Busan (부산 or 釜山(Korean pronunciation:[pusʰan]), officially Busan Metropolitan City), romanized as Pusan before 2000, is South Korea's second largest city after Seoul, with a population of approximately 3.6 million. The population of the metropolitan area, including the adjacent cities of Gimhae and Yangsan, is approximately 4.6 million. The city is located on the southeastern-most tip of the Korean peninsula.
Located within South Korea's largest industrial area, "The Southeast Economic Zone" (which includes Busan, Ulsan and South Gyeongsang Province), the city is the cultural, educational and economic center of the region. It is the largest portcity in South Korea and the world's fifth busiest seaport by cargo tonnage. The most densely built up areas of the city are situated in a number of narrow valleys between the Nakdong River and the Suyeong River, with mountains separating most of the districts. Administratively, it is designated as a Metropolitan City. The Busan metropolitan area is divided into 15 major administrative districts and a single county.

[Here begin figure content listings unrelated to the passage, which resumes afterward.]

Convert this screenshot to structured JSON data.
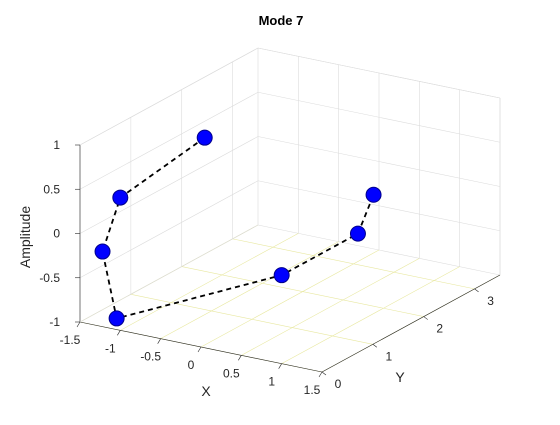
{
  "chart_data": {
    "type": "line",
    "plot_style": "3d",
    "title": "Mode 7",
    "xlabel": "X",
    "ylabel": "Y",
    "zlabel": "Amplitude",
    "xlim": [
      -1.5,
      1.5
    ],
    "ylim": [
      0,
      3.5
    ],
    "zlim": [
      -1,
      1
    ],
    "xticks": [
      "-1.5",
      "-1",
      "-0.5",
      "0",
      "0.5",
      "1",
      "1.5"
    ],
    "yticks": [
      "0",
      "1",
      "2",
      "3"
    ],
    "zticks": [
      "-1",
      "-0.5",
      "0",
      "0.5",
      "1"
    ],
    "grid": true,
    "series": [
      {
        "line_style": "dashed",
        "line_color": "#000000",
        "marker": "circle",
        "marker_color": "#0000ff",
        "points": [
          {
            "x": -0.5,
            "y": 0.866,
            "z": 1.0
          },
          {
            "x": -1.0,
            "y": 0.0,
            "z": 0.5
          },
          {
            "x": -1.0,
            "y": -0.35,
            "z": 0.0
          },
          {
            "x": -0.5,
            "y": -0.866,
            "z": -0.5
          },
          {
            "x": 1.0,
            "y": 0.0,
            "z": 0.0
          },
          {
            "x": 1.0,
            "y": 1.5,
            "z": 0.0
          },
          {
            "x": 0.5,
            "y": 2.6,
            "z": 0.0
          }
        ]
      }
    ]
  }
}
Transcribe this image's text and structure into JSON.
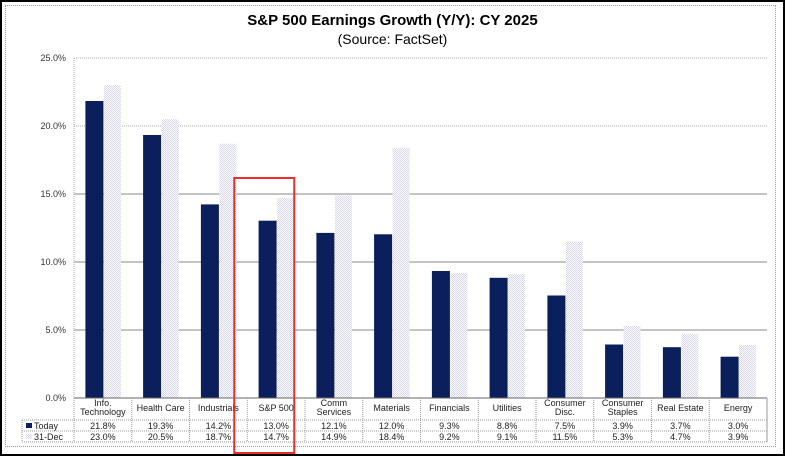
{
  "chart_data": {
    "type": "bar",
    "title": "S&P 500 Earnings Growth (Y/Y): CY 2025",
    "subtitle": "(Source: FactSet)",
    "xlabel": "",
    "ylabel": "",
    "ylim": [
      0,
      25
    ],
    "yticks": [
      "0.0%",
      "5.0%",
      "10.0%",
      "15.0%",
      "20.0%",
      "25.0%"
    ],
    "ytick_values": [
      0,
      5,
      10,
      15,
      20,
      25
    ],
    "grid": true,
    "legend_placement": "data-table-left",
    "categories": [
      [
        "Info.",
        "Technology"
      ],
      [
        "Health Care"
      ],
      [
        "Industrials"
      ],
      [
        "S&P 500"
      ],
      [
        "Comm",
        "Services"
      ],
      [
        "Materials"
      ],
      [
        "Financials"
      ],
      [
        "Utilities"
      ],
      [
        "Consumer",
        "Disc."
      ],
      [
        "Consumer",
        "Staples"
      ],
      [
        "Real Estate"
      ],
      [
        "Energy"
      ]
    ],
    "series": [
      {
        "name": "Today",
        "color": "#0a1f5c",
        "values": [
          21.8,
          19.3,
          14.2,
          13.0,
          12.1,
          12.0,
          9.3,
          8.8,
          7.5,
          3.9,
          3.7,
          3.0
        ],
        "labels": [
          "21.8%",
          "19.3%",
          "14.2%",
          "13.0%",
          "12.1%",
          "12.0%",
          "9.3%",
          "8.8%",
          "7.5%",
          "3.9%",
          "3.7%",
          "3.0%"
        ]
      },
      {
        "name": "31-Dec",
        "color": "#e4e4f6",
        "values": [
          23.0,
          20.5,
          18.7,
          14.7,
          14.9,
          18.4,
          9.2,
          9.1,
          11.5,
          5.3,
          4.7,
          3.9
        ],
        "labels": [
          "23.0%",
          "20.5%",
          "18.7%",
          "14.7%",
          "14.9%",
          "18.4%",
          "9.2%",
          "9.1%",
          "11.5%",
          "5.3%",
          "4.7%",
          "3.9%"
        ]
      }
    ],
    "highlight": {
      "category_index": 3,
      "color": "#e8302a"
    }
  }
}
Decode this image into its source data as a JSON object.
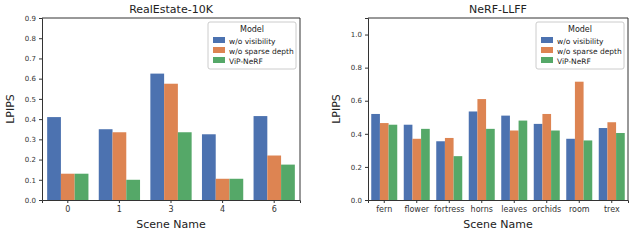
{
  "chart_data": [
    {
      "type": "bar",
      "title": "RealEstate-10K",
      "x_label": "Scene Name",
      "y_label": "LPIPS",
      "categories": [
        "0",
        "1",
        "3",
        "4",
        "6"
      ],
      "series": [
        {
          "name": "w/o visibility",
          "color": "#4c72b0",
          "values": [
            0.41,
            0.35,
            0.625,
            0.325,
            0.415
          ]
        },
        {
          "name": "w/o sparse depth",
          "color": "#dd8452",
          "values": [
            0.13,
            0.335,
            0.575,
            0.105,
            0.22
          ]
        },
        {
          "name": "ViP-NeRF",
          "color": "#55a868",
          "values": [
            0.13,
            0.1,
            0.335,
            0.105,
            0.175
          ]
        }
      ],
      "ylim": [
        0,
        0.9
      ],
      "yticks": [
        {
          "value": 0,
          "label": "0.0"
        },
        0.1,
        0.2,
        0.3,
        0.4,
        0.5,
        0.6,
        0.7,
        0.8,
        0.9
      ],
      "legend": "upper right",
      "legend_title": "Model",
      "grid": false
    },
    {
      "type": "bar",
      "title": "NeRF-LLFF",
      "x_label": "Scene Name",
      "y_label": "LPIPS",
      "categories": [
        "fern",
        "flower",
        "fortress",
        "horns",
        "leaves",
        "orchids",
        "room",
        "trex"
      ],
      "series": [
        {
          "name": "w/o visibility",
          "color": "#4c72b0",
          "values": [
            0.52,
            0.455,
            0.355,
            0.535,
            0.51,
            0.46,
            0.37,
            0.435
          ]
        },
        {
          "name": "w/o sparse depth",
          "color": "#dd8452",
          "values": [
            0.465,
            0.37,
            0.375,
            0.61,
            0.42,
            0.52,
            0.715,
            0.47
          ]
        },
        {
          "name": "ViP-NeRF",
          "color": "#55a868",
          "values": [
            0.455,
            0.43,
            0.265,
            0.43,
            0.48,
            0.42,
            0.36,
            0.405
          ]
        }
      ],
      "ylim": [
        0,
        1.1
      ],
      "yticks": [
        {
          "value": 0,
          "label": "0.0"
        },
        0.2,
        0.4,
        0.6,
        0.8,
        {
          "value": 1,
          "label": "1.0"
        }
      ],
      "legend": "upper right",
      "legend_title": "Model",
      "grid": false
    }
  ]
}
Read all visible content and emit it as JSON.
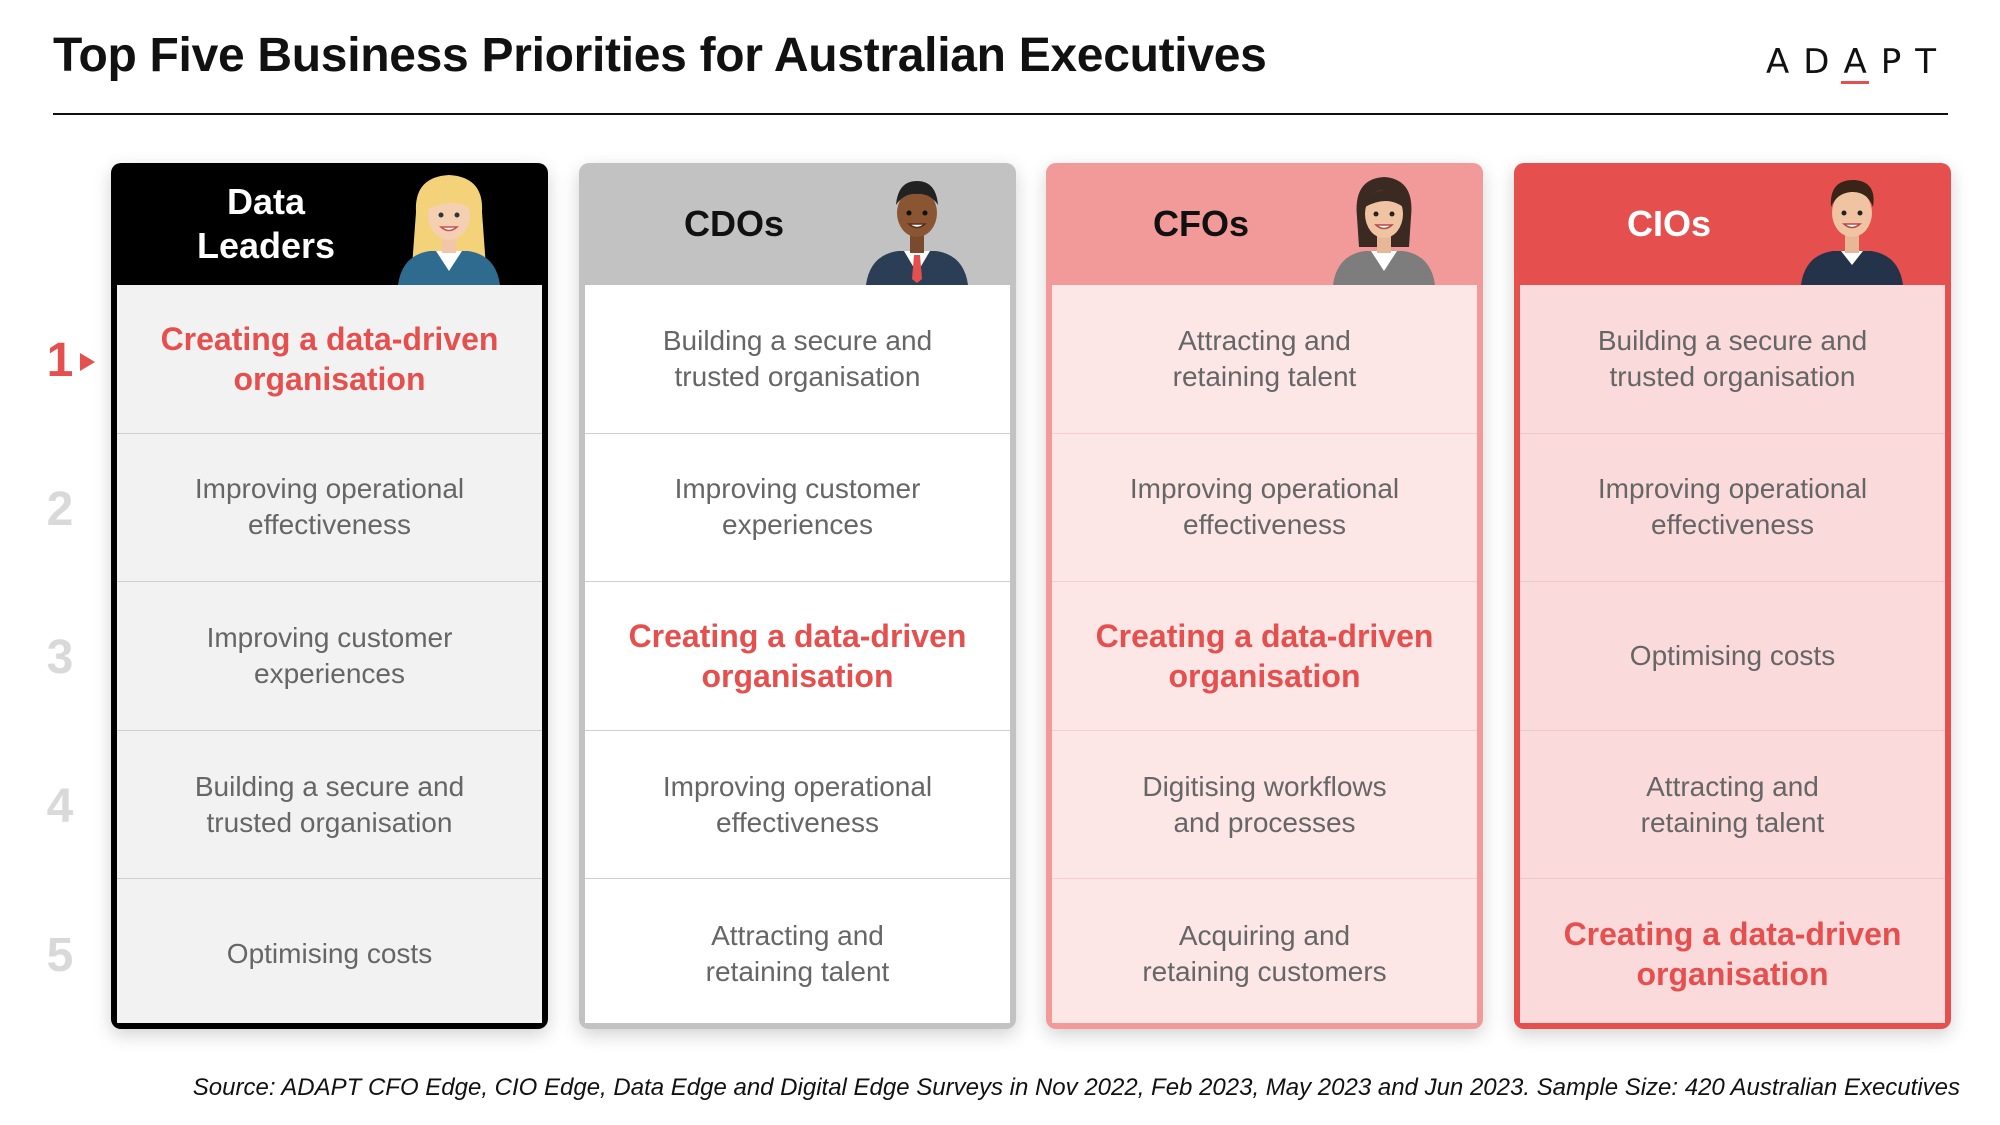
{
  "title": "Top Five Business Priorities for Australian Executives",
  "logo": {
    "left": "AD",
    "alt": "A",
    "right": "PT"
  },
  "ranks": [
    "1",
    "2",
    "3",
    "4",
    "5"
  ],
  "columns": [
    {
      "header": "Data\nLeaders",
      "avatar_icon": "woman-blonde-avatar-icon",
      "priorities": [
        {
          "text": "Creating a data-driven\norganisation",
          "highlight": true
        },
        {
          "text": "Improving operational\neffectiveness",
          "highlight": false
        },
        {
          "text": "Improving customer\nexperiences",
          "highlight": false
        },
        {
          "text": "Building a secure and\ntrusted organisation",
          "highlight": false
        },
        {
          "text": "Optimising costs",
          "highlight": false
        }
      ]
    },
    {
      "header": "CDOs",
      "avatar_icon": "man-suit-avatar-icon",
      "priorities": [
        {
          "text": "Building a secure and\ntrusted organisation",
          "highlight": false
        },
        {
          "text": "Improving customer\nexperiences",
          "highlight": false
        },
        {
          "text": "Creating a data-driven\norganisation",
          "highlight": true
        },
        {
          "text": "Improving operational\neffectiveness",
          "highlight": false
        },
        {
          "text": "Attracting and\nretaining talent",
          "highlight": false
        }
      ]
    },
    {
      "header": "CFOs",
      "avatar_icon": "woman-grey-blazer-avatar-icon",
      "priorities": [
        {
          "text": "Attracting and\nretaining talent",
          "highlight": false
        },
        {
          "text": "Improving operational\neffectiveness",
          "highlight": false
        },
        {
          "text": "Creating a data-driven\norganisation",
          "highlight": true
        },
        {
          "text": "Digitising workflows\nand processes",
          "highlight": false
        },
        {
          "text": "Acquiring and\nretaining customers",
          "highlight": false
        }
      ]
    },
    {
      "header": "CIOs",
      "avatar_icon": "man-navy-sweater-avatar-icon",
      "priorities": [
        {
          "text": "Building a secure and\ntrusted organisation",
          "highlight": false
        },
        {
          "text": "Improving operational\neffectiveness",
          "highlight": false
        },
        {
          "text": "Optimising costs",
          "highlight": false
        },
        {
          "text": "Attracting and\nretaining talent",
          "highlight": false
        },
        {
          "text": "Creating a data-driven\norganisation",
          "highlight": true
        }
      ]
    }
  ],
  "source": "Source: ADAPT CFO Edge, CIO Edge, Data Edge and Digital Edge Surveys in Nov 2022, Feb 2023, May 2023 and Jun 2023. Sample Size: 420 Australian Executives",
  "colors": {
    "accent": "#e5504e",
    "muted_rank": "#d9d9d9"
  }
}
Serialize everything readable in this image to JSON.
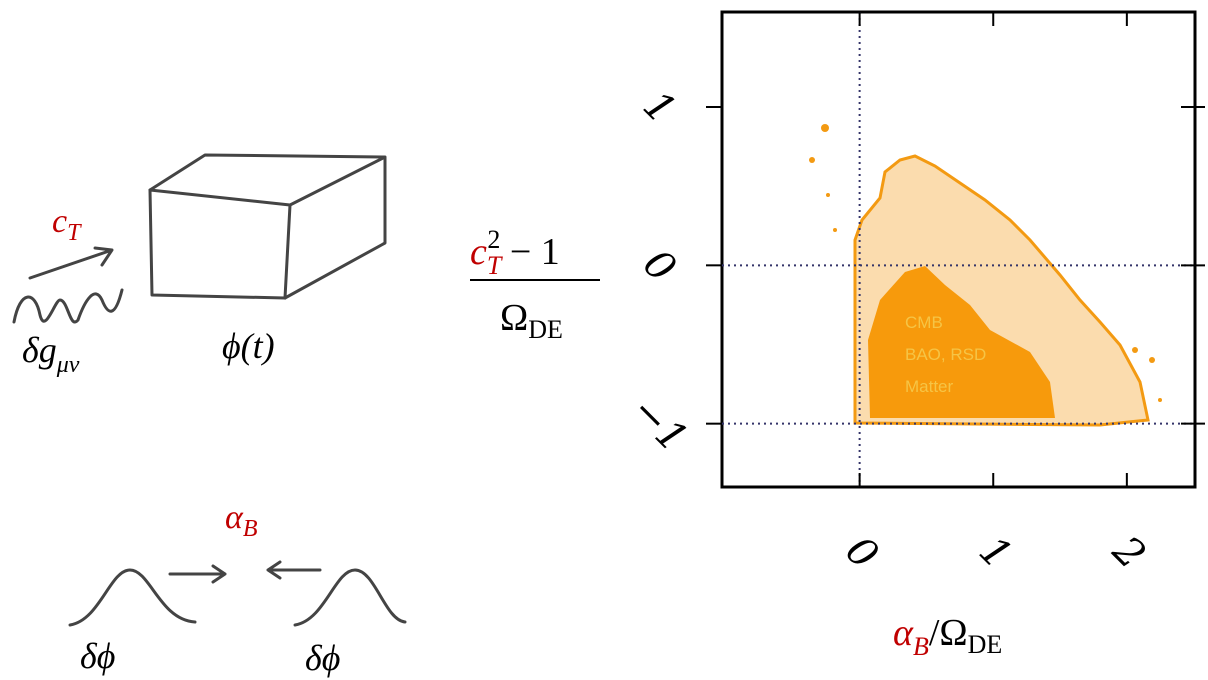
{
  "left_diagram": {
    "tensor_speed": {
      "base": "c",
      "sub": "T"
    },
    "metric_perturbation": {
      "base": "δg",
      "sub": "μν"
    },
    "background_field": "ϕ(t)",
    "braiding": {
      "base": "α",
      "sub": "B"
    },
    "field_perturbation_left": "δϕ",
    "field_perturbation_right": "δϕ"
  },
  "plot": {
    "y_label": {
      "num_base": "c",
      "num_sub": "T",
      "num_sup": "2",
      "num_rest": " − 1",
      "den_base": "Ω",
      "den_sub": "DE"
    },
    "x_label": {
      "base": "α",
      "sub": "B",
      "rest": "/Ω",
      "rest_sub": "DE"
    },
    "xlim": [
      -1.03,
      2.51
    ],
    "ylim": [
      -1.4,
      1.6
    ],
    "xticks": [
      0,
      1,
      2
    ],
    "yticks": [
      {
        "value": -1,
        "label": "−1"
      },
      0,
      1
    ],
    "reference_lines": {
      "x": [
        0
      ],
      "y": [
        0,
        -1
      ]
    },
    "region_labels": [
      "CMB",
      "BAO, RSD",
      "Matter"
    ]
  }
}
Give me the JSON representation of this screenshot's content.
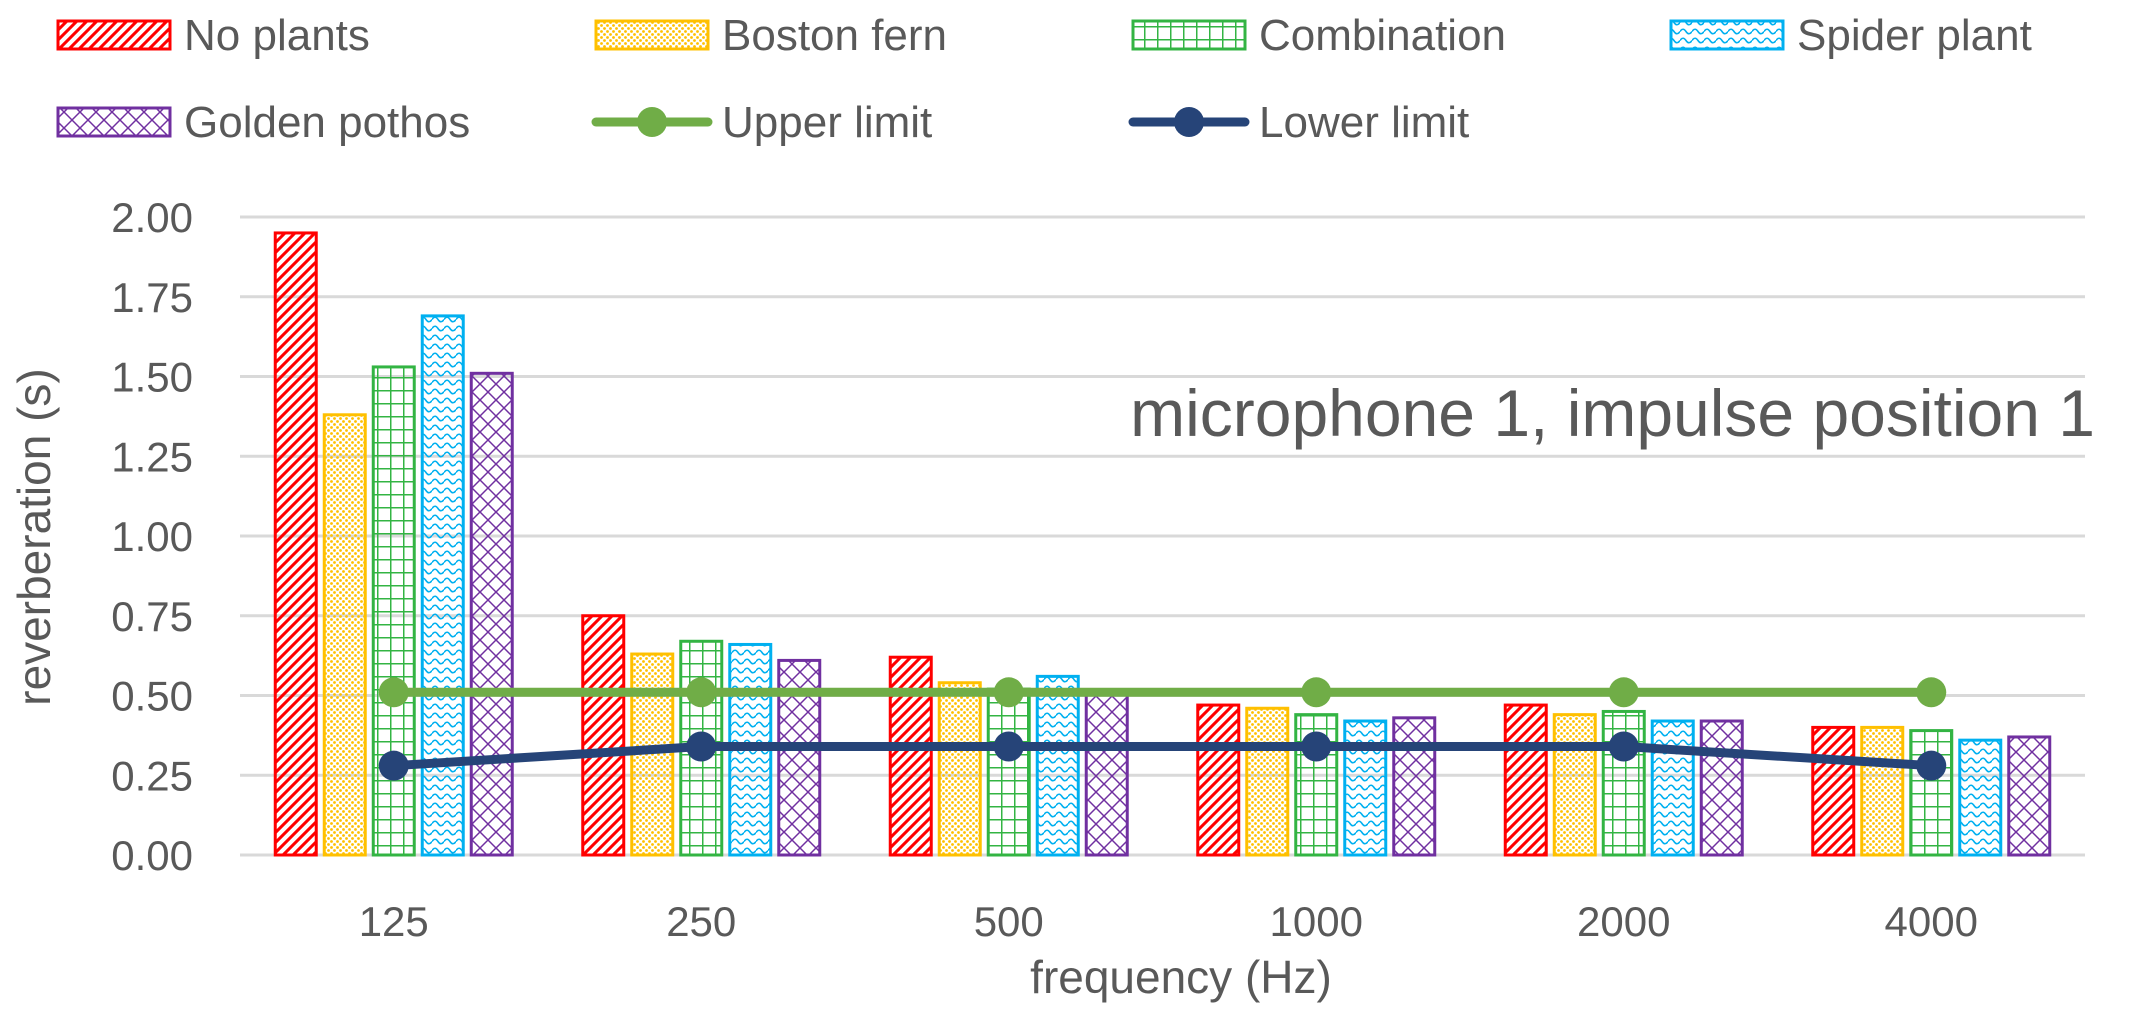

The 2002 Asian Games, also known as XIV Asiad is a multi-sport event held in Busan, South Korea from September 29 to October 14, 2002. Busan is the second city in South Korea, after Seoul in 1986 to host the Games. A total of 419 events in 38 sports were contested by 7,711 athletes from 44 countries. The Games also co-hosted by its four neighbouring cities: Ulsan, Changwon, Masan and Yangsan.
The emblem of the Games featured the blue waves of sea in the shape of Taegeuk, symbolising Busan and Korea. It expresses the image of development and unity of the Asian people; two dynamic powers are closely intertwined, while the wave's shape indicates the character B, the first character of Busan.
Sea gulls, are sometimes called the city bird of Busan. It is named "Duria", a combination of the two words 'Durative' and 'Asia', which means "You and Me Together" in the Korean language, and expresses the ideal of the Games: to promote unity and partnership among Asian countries.